Visualize Distributions With Seaborn

Seaborn is a library that uses Matplotlib underneath to plot graphs. It will be used to visualize random distributions.

In [None]:
pip install seaborn

Distplots

Distplot stands for distribution plot, it takes as input an array and plots a curve corresponding to the distribution of points in the array.



In [None]:
import matplotlib.pyplot as plt
import seaborn as sns

We will be using: sns.distplot(arr, hist=False) to visualize random distributions in this tutorial.

In [None]:
import matplotlib.pyplot as plt
import seaborn as sns

sns.distplot([0, 1, 2, 3, 4, 5])

plt.show()

Visualization of Binomial Distribution

Example

Parameters:

n: The number of trials.

p: The probability of success on each trial.

In [None]:
from numpy import random
import matplotlib.pyplot as plt
import seaborn as sns

sns.distplot(random.binomial(n=10, p=0.5, size=1000), hist=True, kde=False)

plt.show()

random.binomial(n=10, p=0.5, size=1000):

This generates 1000 random samples from a binomial distribution.

n=10: The number of trials in each experiment.

p=0.5: The probability of success in each trial.

size=1000: The number of random samples to generate.

hist=True: This argument ensures that a histogram is plotted.

kde=False: This argument prevents the KDE from being overlaid on the histogram.

the kde argument controls whether a kernel density estimate (KDE) is plotted along with the histogram.

Difference Between Normal and Binomial Distribution

The main difference is that normal distribution is continous whereas binomial is discrete, but if there are enough data points it will be quite similar to normal distribution with certain loc and scale.

Example

In [None]:

from numpy import random
import matplotlib.pyplot as plt
import seaborn as sns

sns.distplot(random.normal(loc=50, scale=5, size=1000), hist=False, label='normal')
sns.distplot(random.binomial(n=100, p=0.5, size=1000), hist=False, label='binomial')

plt.show()

Normal Distribution:

 Use when dealing with continuous data that is approximately symmetric and bell-shaped.
Binomial Distribution:

 Use when counting the number of successes in a fixed number of independent trials with the same probability of success.

 Note: In some cases, the binomial distribution can be approximated by the normal distribution if the conditions are met (n is large and p is not too close to 0 or 1).
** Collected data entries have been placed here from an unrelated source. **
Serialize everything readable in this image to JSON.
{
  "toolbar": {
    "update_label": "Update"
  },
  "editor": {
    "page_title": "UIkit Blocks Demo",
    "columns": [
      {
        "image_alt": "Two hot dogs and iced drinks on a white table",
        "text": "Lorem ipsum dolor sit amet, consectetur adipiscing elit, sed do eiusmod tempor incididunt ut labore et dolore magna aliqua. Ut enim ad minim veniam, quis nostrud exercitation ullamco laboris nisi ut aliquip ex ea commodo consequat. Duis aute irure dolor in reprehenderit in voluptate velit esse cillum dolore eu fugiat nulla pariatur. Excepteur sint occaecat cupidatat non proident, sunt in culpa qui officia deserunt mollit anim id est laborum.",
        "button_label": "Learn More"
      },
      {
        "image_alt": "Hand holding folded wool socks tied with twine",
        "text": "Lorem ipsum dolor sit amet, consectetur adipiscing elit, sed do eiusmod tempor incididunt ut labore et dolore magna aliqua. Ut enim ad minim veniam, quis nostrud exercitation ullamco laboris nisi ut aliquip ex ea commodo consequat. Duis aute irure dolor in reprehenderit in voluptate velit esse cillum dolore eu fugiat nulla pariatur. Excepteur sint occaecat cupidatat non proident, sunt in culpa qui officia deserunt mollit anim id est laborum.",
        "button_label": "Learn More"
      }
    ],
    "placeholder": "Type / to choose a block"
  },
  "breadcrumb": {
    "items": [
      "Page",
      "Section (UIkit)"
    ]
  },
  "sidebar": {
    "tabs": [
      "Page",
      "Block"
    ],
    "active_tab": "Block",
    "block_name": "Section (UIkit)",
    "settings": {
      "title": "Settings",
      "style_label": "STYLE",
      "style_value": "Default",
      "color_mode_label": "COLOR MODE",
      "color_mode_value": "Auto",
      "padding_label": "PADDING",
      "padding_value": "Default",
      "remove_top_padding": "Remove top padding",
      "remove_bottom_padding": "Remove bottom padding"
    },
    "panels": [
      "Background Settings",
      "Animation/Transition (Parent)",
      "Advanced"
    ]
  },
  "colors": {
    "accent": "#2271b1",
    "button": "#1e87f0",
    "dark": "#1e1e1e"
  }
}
This is known as the normal approximation to the binomial distribution.


Continuous Data:

Measurements: Height, weight, temperature, length, time, concentration, etc.
Scores: Test scores (e.g., IQ, SAT), exam scores, ratings (e.g., customer satisfaction).
Errors: Measurement errors, experimental errors, random noise.
Natural Phenomena: Many natural phenomena, such as the distribution of heights in a population.

Examples:

The distribution of heights in a group of people.

The distribution of IQ scores in a population.
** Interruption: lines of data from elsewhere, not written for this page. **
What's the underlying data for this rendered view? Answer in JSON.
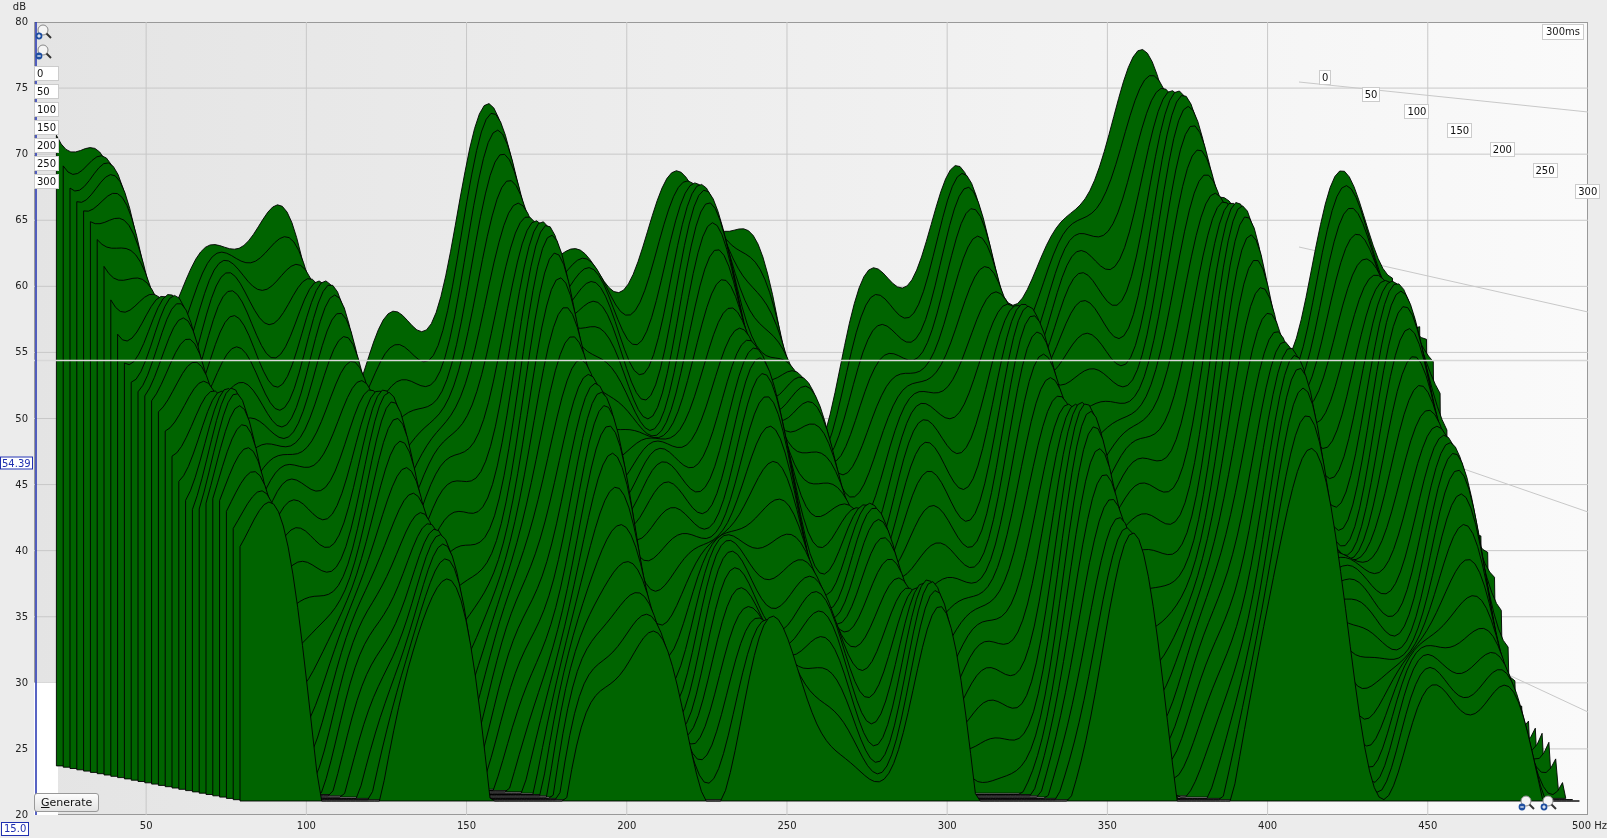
{
  "y_axis": {
    "unit": "dB",
    "ticks": [
      "80",
      "75",
      "70",
      "65",
      "60",
      "55",
      "50",
      "45",
      "40",
      "35",
      "30",
      "25",
      "20"
    ]
  },
  "x_axis": {
    "ticks": [
      "50",
      "100",
      "150",
      "200",
      "250",
      "300",
      "350",
      "400",
      "450"
    ],
    "end_label": "500 Hz"
  },
  "cursor": {
    "y_value": "54.39",
    "x_value": "15.0"
  },
  "time_axis": {
    "left_ticks": [
      "0",
      "50",
      "100",
      "150",
      "200",
      "250",
      "300"
    ],
    "slanted_ticks": [
      "0",
      "50",
      "100",
      "150",
      "200",
      "250",
      "300"
    ],
    "end_label": "300ms"
  },
  "generate_button": {
    "label": "Generate"
  }
}
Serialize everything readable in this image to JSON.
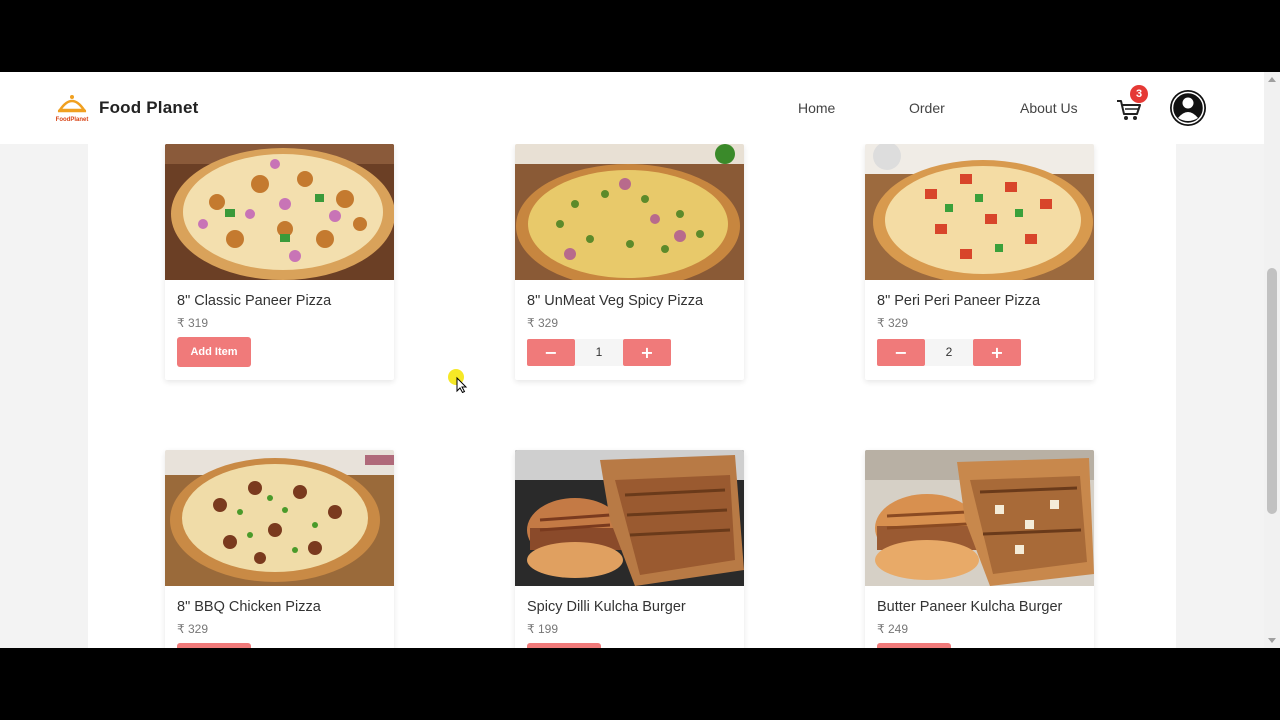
{
  "app": {
    "brand_name": "Food Planet",
    "logo_text": "FoodPlanet",
    "accent_color": "#f07a7a",
    "badge_color": "#e53935"
  },
  "nav": {
    "links": [
      "Home",
      "Order",
      "About Us"
    ],
    "cart_icon": "cart-icon",
    "cart_count": "3",
    "profile_icon": "user-avatar-icon"
  },
  "menu": {
    "currency": "₹",
    "add_label": "Add Item",
    "minus_label": "−",
    "plus_label": "+",
    "items": [
      {
        "name": "8\" Classic Paneer Pizza",
        "price": "₹ 319",
        "quantity": 0
      },
      {
        "name": "8\" UnMeat Veg Spicy Pizza",
        "price": "₹ 329",
        "quantity": 1,
        "qty_label": "1"
      },
      {
        "name": "8\" Peri Peri Paneer Pizza",
        "price": "₹ 329",
        "quantity": 2,
        "qty_label": "2"
      },
      {
        "name": "8\" BBQ Chicken Pizza",
        "price": "₹ 329",
        "quantity": 0
      },
      {
        "name": "Spicy Dilli Kulcha Burger",
        "price": "₹ 199",
        "quantity": 0
      },
      {
        "name": "Butter Paneer Kulcha Burger",
        "price": "₹ 249",
        "quantity": 0
      }
    ]
  }
}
The distribution of errors in a measurement process.

Binomial Distribution

Discrete Data (counts):

Yes/No Events: Coin flips (heads/tails), dice rolls (success/failure), quality control (defective/non-defective), survey responses (agree/disagree).
Counting Events: Number of successes in a fixed number of trials.

Here are the key concepts of Seaborn, along with examples and explanations:

1. Relational Plots
Relational plots are used to visualize relationships between two variables. Seaborn provides two primary functions: scatterplot() and lineplot().

Examples:

The number of heads in 100 coin flips.

The number of defective items in a batch of 100 products.

The number of people who prefer a certain brand of soda in a survey.

In [None]:
import seaborn as sns
import matplotlib.pyplot as plt

# Load an example dataset
tips = sns.load_dataset("tips")

# Create a scatter plot
sns.scatterplot(x="total_bill", y="tip", data=tips)
plt.show()

Explanation: The scatterplot() function shows the relationship between the total_bill and tip columns in the tips dataset. Scatter plots are great for visualizing correlation or trends.

Example: Line Plot


Explanation: The lineplot() function connects data points with a line, making it useful for time series data or continuous variables.

In [None]:

sns.lineplot(x="total_bill", y="tip", data=tips)
plt.show()

2. Categorical Plots

Categorical plots are used to visualize data that can be divided into categories. Seaborn provides functions like barplot(), countplot(), boxplot(), violinplot(), and stripplot().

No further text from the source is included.